Pikant: Schulz, Bürgermeister von Osterburg, war lange selbst CDU-Politiker. Im Streit über die aus seiner Sicht mangelnde Aufklärung des Stendaler CDU-Wahlskandals war er 2019 aus der Partei ausgetreten. Das Verhältnis zwischen Partei und Schulz gilt seither als zerrüttet. Bei der Kreistagswahl 2019 holte die von Schulz neu gegründete „Wählergemeinschaft Pro Altmark“ mit 17 Prozent aus dem Stand das zweitbeste Ergebnis. Bei der Landtagswahl tritt er nun als Direktkandidat gegen Schulenburg an.

Anlass für die Anzeige: Die CDU Arneburg-Goldbeck hatte auf ihrer Facebook-Seite eine Mitteilung von drei Kreisvorsitzenden der Freien Wähler geteilt und zustimmend kommentiert. Darin schreiben die Verfasser von einer Austrittswelle in der Partei. Dem Landesvorstand werfen sie Selbstherrlichkeit vor. Auch Nico Schulz, Beisitzer im Vorstand, wird persönlich attackiert. Es sei nicht die erste Meldung dieser Art auf der Seite der CDU Arneburg-Goldbeck, sagte Schulz. Schon vor Wochen habe er die Löschung verleumderischer Texte erwirken müssen.

Schulenburg erklärte dazu: „Diese Anzeige gegen mich ist der Gipfel der politischen Geschmacklosigkeit, um mir direkt vor der Wahl zu schaden.“ Er habe mehrmals öffentlich erklärt, dass er keinen Zugriff auf die Facebook-Seite habe. Schulz missbrauche Strafverfolgungsbehörden für seine politischen Zwecke.

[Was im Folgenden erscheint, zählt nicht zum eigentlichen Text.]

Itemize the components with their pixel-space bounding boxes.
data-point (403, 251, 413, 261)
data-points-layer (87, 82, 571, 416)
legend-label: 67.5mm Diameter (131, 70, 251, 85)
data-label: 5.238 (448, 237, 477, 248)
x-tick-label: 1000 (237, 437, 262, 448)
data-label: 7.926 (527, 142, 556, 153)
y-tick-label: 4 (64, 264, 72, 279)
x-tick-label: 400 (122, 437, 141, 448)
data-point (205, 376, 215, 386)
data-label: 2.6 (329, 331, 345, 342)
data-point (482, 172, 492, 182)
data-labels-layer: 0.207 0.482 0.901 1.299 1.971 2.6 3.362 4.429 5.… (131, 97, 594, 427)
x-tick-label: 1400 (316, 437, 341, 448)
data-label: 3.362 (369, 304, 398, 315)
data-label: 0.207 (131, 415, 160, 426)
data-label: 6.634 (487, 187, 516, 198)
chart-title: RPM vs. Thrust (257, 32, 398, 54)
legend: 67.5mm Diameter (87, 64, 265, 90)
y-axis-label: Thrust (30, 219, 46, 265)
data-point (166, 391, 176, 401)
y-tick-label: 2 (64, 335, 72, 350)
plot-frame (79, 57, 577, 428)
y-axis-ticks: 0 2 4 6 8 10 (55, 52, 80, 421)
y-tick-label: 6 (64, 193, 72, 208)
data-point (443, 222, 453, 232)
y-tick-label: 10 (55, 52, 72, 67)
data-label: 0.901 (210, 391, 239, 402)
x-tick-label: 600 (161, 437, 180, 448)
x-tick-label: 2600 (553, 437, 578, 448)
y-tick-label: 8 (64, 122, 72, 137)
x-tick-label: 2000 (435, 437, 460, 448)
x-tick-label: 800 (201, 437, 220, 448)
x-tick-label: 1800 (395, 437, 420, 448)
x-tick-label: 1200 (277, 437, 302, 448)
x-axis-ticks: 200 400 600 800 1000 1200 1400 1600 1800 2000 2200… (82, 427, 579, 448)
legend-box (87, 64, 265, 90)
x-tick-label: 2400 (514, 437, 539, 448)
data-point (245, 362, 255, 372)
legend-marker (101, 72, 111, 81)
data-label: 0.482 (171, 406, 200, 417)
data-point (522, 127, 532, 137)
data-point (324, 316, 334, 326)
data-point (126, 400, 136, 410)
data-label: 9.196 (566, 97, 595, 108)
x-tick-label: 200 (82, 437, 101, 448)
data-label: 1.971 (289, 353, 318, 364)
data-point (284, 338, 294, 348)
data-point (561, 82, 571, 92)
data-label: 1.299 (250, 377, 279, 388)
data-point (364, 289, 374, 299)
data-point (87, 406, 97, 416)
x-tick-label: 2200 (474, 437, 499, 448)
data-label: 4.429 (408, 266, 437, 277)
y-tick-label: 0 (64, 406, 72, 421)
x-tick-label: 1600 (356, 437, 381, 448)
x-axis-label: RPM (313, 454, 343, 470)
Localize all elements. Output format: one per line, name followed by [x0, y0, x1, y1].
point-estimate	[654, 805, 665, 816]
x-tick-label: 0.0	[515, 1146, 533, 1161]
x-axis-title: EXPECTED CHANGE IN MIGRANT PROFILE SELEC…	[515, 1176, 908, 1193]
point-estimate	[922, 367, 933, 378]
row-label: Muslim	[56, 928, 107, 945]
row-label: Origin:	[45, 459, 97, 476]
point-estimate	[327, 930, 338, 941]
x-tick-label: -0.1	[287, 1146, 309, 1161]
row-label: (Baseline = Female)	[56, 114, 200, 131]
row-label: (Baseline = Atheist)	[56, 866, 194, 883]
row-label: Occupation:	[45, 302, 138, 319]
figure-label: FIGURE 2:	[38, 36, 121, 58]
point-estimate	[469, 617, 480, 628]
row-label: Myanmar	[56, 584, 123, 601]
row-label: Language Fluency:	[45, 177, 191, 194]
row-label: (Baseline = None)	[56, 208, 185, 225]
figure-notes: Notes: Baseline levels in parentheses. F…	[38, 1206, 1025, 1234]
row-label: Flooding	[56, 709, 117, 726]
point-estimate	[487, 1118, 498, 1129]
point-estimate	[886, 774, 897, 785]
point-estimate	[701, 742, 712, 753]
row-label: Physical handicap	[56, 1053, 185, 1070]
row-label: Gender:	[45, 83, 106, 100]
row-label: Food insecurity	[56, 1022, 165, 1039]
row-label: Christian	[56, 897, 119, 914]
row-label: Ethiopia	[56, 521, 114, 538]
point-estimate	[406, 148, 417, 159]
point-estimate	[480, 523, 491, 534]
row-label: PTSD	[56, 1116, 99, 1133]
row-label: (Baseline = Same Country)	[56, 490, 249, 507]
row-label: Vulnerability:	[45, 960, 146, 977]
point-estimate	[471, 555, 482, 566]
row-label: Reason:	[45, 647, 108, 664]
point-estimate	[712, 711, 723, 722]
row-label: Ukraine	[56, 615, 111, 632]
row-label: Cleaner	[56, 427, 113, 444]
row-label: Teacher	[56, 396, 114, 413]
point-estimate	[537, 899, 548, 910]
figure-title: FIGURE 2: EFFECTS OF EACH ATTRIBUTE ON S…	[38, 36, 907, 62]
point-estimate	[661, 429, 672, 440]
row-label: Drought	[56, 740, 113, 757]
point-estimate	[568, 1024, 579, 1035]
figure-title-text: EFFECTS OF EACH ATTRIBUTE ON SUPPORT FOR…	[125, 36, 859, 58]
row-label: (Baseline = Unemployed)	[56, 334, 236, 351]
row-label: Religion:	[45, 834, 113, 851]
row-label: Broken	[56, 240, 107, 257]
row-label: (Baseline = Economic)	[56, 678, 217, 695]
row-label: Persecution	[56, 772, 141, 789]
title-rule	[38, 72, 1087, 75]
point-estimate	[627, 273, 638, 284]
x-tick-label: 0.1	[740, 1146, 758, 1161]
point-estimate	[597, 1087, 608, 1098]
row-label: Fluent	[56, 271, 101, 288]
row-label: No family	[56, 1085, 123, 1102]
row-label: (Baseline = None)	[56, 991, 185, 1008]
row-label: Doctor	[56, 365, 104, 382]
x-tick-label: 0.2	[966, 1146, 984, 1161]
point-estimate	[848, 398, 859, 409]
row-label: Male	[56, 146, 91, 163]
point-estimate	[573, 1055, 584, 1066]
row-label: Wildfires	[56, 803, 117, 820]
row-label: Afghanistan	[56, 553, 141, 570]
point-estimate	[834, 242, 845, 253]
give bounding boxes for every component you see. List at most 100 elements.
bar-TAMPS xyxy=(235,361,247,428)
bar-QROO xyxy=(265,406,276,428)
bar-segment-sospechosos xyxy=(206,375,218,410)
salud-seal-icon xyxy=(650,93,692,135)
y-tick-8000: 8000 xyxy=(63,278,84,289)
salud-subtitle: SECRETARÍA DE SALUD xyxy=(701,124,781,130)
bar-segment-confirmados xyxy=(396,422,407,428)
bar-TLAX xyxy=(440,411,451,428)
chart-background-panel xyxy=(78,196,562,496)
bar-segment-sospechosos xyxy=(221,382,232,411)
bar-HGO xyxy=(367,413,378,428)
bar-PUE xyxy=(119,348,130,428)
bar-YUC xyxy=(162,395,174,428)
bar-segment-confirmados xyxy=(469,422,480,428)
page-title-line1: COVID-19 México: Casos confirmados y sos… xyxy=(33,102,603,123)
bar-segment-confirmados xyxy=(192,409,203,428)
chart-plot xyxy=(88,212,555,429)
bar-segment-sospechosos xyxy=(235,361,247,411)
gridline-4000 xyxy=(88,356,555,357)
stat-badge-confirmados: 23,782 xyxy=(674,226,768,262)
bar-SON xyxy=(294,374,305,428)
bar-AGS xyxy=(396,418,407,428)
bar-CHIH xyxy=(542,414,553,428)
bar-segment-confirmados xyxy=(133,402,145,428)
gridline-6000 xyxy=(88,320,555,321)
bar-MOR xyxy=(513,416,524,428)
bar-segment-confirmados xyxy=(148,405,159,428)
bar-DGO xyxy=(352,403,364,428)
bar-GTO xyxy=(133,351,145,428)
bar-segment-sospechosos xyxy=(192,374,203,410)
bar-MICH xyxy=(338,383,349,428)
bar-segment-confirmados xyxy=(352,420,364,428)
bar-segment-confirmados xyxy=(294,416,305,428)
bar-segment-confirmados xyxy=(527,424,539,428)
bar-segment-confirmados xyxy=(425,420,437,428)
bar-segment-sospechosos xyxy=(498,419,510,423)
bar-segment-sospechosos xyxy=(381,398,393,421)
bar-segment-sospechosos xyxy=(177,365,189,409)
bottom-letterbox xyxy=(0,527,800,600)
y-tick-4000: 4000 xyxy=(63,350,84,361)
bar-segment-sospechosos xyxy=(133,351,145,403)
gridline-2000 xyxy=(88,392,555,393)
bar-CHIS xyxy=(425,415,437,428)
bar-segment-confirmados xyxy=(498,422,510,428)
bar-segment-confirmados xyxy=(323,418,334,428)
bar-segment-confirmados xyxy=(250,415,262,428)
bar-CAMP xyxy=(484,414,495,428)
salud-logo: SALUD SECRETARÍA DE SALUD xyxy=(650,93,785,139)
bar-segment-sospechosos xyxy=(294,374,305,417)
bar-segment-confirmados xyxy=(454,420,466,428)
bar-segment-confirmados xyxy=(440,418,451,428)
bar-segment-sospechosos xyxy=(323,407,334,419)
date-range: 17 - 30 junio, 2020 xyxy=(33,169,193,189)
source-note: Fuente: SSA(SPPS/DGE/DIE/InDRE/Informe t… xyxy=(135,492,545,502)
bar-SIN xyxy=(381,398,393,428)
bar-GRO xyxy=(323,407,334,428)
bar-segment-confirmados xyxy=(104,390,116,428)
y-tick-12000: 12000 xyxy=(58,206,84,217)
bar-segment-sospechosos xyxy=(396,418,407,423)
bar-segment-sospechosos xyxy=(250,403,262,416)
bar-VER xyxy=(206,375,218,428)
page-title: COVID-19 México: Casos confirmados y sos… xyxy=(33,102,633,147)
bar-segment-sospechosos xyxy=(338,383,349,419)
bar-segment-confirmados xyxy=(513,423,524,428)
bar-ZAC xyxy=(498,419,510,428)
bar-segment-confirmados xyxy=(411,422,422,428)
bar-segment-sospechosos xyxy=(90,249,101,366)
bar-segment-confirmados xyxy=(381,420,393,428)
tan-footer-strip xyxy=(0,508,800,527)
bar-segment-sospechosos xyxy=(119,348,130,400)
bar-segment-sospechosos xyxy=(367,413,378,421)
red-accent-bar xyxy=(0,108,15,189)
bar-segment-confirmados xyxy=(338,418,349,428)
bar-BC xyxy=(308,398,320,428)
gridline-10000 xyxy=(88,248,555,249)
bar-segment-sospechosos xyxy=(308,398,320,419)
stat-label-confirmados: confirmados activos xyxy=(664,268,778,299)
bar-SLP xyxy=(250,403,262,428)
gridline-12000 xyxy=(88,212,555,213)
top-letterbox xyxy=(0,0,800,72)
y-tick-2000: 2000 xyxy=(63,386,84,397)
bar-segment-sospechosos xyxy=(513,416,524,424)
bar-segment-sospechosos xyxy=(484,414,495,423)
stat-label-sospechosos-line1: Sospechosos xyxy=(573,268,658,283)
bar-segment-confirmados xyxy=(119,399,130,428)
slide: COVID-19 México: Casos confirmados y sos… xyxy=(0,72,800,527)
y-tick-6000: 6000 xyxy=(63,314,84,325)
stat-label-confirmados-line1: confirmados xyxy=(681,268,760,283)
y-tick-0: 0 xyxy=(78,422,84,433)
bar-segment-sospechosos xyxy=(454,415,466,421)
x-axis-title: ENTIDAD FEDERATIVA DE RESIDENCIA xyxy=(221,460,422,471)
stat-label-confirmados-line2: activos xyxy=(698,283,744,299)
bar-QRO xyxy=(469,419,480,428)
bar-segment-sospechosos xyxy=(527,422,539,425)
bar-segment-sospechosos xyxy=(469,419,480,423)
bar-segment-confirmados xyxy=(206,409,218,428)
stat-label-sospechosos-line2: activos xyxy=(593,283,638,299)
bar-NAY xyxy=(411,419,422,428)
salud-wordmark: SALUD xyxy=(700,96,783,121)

Der Landesverband der Freien Wähler dementierte die in der veröffentlichten Pressemitteilung gemeldete Austrittswelle am Dienstag. Die Mitgliederzahl sei zuletzt gestiegen, sie liege aktuell bei 291. Denkbar sei, dass Frust bei den Autoren der Mitteilung über die eigene Platzierung auf der Landesliste der Freien Wähler zur Veröffentlichung geführt haben könnte, hieß es.